Durch gute Architektur gewinnen Orte – nicht nur aus optischen Gründen, sondern auch, weil Planerinnen und Planer sich mit ebendiesen Herausforderungen beschäftigen. Es geht, wie auch der vorliegende Bildband zeigt, etwa um aussterbende Ortskerne, Nachverdichtung, Flächenverbrauch, die Sanierung historischer Bestandsbauten oder Bürgerbeteiligung.

In "Schön hier. Architektur auf dem Land" sind 70 herausragende Bauten in ländlichen Regionen quer durch Europa zu sehen. Sämtliche in der Ausstellung gezeigten Projekte werden im Buch in Bild und Text ausführlich vorgestellt.

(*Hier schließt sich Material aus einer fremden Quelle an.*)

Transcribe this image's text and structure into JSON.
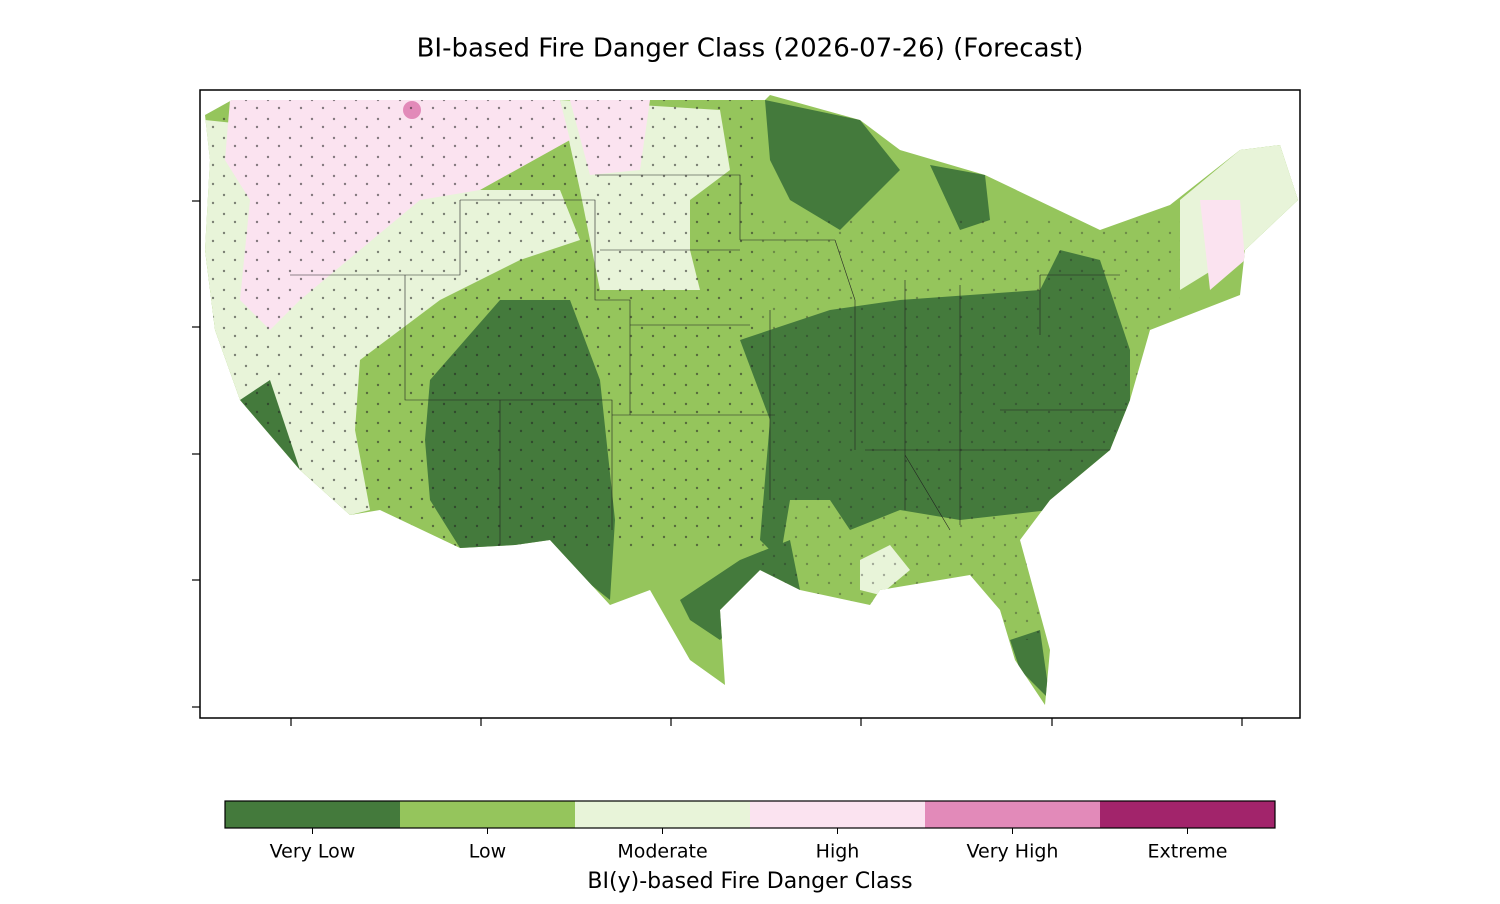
{
  "title": "BI-based Fire Danger Class (2026-07-26) (Forecast)",
  "colorbar": {
    "label": "BI(y)-based Fire Danger Class",
    "classes": [
      {
        "name": "Very Low",
        "color": "#447a3c"
      },
      {
        "name": "Low",
        "color": "#95c55c"
      },
      {
        "name": "Moderate",
        "color": "#e8f4d9"
      },
      {
        "name": "High",
        "color": "#fbe3f0"
      },
      {
        "name": "Very High",
        "color": "#e28ab9"
      },
      {
        "name": "Extreme",
        "color": "#a2246b"
      }
    ]
  }
}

Hier zu sehen: eine Kindertagesstätte im 14.400 Einwohner großen Wittstock/Dosse im deutschen Bundesland Brandenburg, die vom Architekturbüro kleyer.koblitz.letzel.freivogel geplant wurde.

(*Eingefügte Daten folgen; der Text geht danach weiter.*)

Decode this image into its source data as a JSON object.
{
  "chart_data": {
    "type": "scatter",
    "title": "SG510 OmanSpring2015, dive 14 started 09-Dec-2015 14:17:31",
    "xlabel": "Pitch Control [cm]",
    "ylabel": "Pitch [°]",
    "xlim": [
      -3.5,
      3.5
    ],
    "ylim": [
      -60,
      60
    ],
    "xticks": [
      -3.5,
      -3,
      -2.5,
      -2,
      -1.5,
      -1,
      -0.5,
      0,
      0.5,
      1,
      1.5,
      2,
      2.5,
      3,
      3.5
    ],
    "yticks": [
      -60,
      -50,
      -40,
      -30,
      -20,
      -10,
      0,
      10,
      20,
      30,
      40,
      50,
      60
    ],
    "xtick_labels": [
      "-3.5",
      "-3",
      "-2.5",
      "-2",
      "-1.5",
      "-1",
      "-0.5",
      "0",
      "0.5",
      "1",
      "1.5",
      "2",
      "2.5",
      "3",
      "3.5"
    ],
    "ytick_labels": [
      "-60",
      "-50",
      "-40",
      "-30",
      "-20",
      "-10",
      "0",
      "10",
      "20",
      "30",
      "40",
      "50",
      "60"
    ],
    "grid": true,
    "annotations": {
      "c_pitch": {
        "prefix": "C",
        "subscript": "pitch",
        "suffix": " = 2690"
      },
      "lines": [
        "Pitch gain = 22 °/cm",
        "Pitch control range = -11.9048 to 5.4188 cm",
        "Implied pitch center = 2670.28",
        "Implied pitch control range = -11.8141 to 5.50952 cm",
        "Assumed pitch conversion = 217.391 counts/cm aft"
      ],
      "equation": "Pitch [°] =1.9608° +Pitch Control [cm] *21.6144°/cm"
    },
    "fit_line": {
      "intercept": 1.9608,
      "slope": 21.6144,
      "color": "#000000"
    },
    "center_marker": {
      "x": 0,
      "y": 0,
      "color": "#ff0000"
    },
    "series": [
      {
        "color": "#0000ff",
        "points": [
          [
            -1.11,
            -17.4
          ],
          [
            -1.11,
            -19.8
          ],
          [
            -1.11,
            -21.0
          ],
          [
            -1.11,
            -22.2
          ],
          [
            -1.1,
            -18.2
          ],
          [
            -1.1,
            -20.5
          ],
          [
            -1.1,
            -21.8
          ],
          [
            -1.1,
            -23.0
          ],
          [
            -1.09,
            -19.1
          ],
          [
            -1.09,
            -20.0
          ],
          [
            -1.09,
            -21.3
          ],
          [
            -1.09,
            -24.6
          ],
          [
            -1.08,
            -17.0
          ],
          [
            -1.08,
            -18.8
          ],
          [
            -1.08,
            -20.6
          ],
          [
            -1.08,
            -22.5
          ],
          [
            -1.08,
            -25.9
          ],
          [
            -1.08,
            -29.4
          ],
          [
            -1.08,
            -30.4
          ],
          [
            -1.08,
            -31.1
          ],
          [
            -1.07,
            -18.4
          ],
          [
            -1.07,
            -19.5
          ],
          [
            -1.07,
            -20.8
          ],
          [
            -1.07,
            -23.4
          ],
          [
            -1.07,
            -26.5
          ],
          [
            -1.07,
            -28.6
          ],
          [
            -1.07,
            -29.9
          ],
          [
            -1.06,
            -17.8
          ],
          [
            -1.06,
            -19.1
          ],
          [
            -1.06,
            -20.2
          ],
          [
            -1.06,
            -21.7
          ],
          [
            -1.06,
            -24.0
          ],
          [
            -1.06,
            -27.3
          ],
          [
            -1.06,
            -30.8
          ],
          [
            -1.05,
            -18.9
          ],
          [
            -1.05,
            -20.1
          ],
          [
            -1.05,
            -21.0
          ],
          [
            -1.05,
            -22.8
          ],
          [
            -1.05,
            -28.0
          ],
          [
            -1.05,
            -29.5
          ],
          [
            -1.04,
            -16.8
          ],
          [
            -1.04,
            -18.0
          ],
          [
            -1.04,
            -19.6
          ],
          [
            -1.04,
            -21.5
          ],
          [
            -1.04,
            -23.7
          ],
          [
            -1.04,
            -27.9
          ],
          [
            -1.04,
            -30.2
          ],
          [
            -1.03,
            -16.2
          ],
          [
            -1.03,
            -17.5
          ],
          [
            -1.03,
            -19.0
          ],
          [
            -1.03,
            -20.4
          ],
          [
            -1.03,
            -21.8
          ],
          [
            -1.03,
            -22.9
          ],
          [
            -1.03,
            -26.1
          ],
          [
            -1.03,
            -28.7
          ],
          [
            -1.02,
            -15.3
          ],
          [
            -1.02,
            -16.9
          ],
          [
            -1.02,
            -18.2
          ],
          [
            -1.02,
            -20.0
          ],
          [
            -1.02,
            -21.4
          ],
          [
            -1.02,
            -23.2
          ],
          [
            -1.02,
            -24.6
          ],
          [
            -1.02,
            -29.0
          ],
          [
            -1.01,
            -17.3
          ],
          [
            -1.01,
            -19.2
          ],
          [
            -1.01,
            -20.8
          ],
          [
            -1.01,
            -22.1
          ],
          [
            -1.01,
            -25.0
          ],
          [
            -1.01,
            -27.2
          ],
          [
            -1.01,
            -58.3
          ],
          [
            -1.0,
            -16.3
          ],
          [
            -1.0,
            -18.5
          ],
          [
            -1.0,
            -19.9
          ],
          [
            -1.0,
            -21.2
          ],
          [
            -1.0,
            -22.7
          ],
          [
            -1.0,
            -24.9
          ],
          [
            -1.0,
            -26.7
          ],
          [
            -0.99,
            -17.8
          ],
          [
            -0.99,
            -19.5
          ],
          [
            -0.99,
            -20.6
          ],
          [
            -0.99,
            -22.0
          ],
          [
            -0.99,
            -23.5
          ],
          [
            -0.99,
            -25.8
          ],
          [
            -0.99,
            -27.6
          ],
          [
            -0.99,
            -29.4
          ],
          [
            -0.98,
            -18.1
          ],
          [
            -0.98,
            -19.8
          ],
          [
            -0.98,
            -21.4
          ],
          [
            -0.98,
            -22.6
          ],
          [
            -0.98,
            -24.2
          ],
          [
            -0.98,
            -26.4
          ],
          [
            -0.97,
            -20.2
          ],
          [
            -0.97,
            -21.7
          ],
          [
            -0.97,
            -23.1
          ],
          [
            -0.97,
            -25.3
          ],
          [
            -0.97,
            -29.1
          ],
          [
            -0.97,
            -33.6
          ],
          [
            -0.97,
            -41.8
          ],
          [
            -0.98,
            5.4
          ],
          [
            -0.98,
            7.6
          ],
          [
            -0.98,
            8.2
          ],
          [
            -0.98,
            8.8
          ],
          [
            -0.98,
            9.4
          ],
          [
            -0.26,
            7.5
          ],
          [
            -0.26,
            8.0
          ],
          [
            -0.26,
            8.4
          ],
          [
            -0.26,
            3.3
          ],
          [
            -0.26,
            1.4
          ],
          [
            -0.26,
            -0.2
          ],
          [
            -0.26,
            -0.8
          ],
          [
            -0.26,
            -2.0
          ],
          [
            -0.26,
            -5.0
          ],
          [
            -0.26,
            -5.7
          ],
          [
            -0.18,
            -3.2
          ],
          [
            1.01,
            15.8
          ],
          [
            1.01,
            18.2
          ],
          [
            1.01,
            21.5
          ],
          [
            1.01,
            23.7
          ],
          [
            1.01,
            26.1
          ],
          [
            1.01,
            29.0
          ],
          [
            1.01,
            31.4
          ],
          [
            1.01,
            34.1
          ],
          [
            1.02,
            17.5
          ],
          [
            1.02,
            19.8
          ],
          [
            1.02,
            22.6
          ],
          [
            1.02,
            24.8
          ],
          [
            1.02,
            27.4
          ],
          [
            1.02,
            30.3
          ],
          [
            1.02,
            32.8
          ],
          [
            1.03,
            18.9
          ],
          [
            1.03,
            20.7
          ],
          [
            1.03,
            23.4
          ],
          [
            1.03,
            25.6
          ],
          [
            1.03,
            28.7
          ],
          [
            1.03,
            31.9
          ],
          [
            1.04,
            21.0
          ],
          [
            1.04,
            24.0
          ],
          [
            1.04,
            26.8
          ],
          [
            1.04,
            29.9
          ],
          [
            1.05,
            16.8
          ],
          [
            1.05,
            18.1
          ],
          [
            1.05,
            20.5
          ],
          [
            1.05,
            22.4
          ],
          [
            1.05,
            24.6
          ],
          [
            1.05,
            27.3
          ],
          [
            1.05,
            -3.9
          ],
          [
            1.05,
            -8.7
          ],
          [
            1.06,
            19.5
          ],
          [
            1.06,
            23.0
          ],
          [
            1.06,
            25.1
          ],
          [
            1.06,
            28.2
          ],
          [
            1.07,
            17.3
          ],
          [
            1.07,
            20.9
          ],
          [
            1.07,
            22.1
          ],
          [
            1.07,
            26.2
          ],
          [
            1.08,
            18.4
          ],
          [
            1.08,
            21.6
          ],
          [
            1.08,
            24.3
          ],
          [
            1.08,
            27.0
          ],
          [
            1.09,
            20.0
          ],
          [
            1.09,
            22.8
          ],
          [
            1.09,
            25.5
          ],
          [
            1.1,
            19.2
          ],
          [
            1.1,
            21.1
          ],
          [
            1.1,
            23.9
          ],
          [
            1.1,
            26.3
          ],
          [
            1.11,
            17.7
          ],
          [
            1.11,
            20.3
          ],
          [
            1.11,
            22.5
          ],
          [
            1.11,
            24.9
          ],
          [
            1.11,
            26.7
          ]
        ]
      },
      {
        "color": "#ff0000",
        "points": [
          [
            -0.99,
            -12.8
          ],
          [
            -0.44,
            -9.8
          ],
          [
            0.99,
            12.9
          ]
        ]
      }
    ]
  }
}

Das Gebäude besteht aus drei Bauteilen, die über einen zweigeschoßigen Windfang und eine Brücke miteinander verbunden sind. "Die beiden denkmalgeschützten ehemaligen Schulgebäude wurden so weit wie möglich vor einschneidenden Umbauten bewahrt, indem Sanitärräume, der Aufzug und das neue Treppenhaus in einem dritten Teil, einem Neubau, untergebracht wurden", heißt es im Buch.

Foto: Christian Richters

Die dänische Stadt Aabenraa hat rund 16.500 Einwohner und liegt in der Region Syddanmark. Im Bildband berichtet ihr Bürgermeister, Thomas Andresen, von der Neugestaltung des öffentlichen Raums: "Die Verbindung der historischen Architektur des 17. und 18. Jahrhunderts mit der modernen und zeitgemäßen Stadt war für uns von großer Bedeutung", sagt er. Umgesetzt wurde das Projekt von Adept Architekten.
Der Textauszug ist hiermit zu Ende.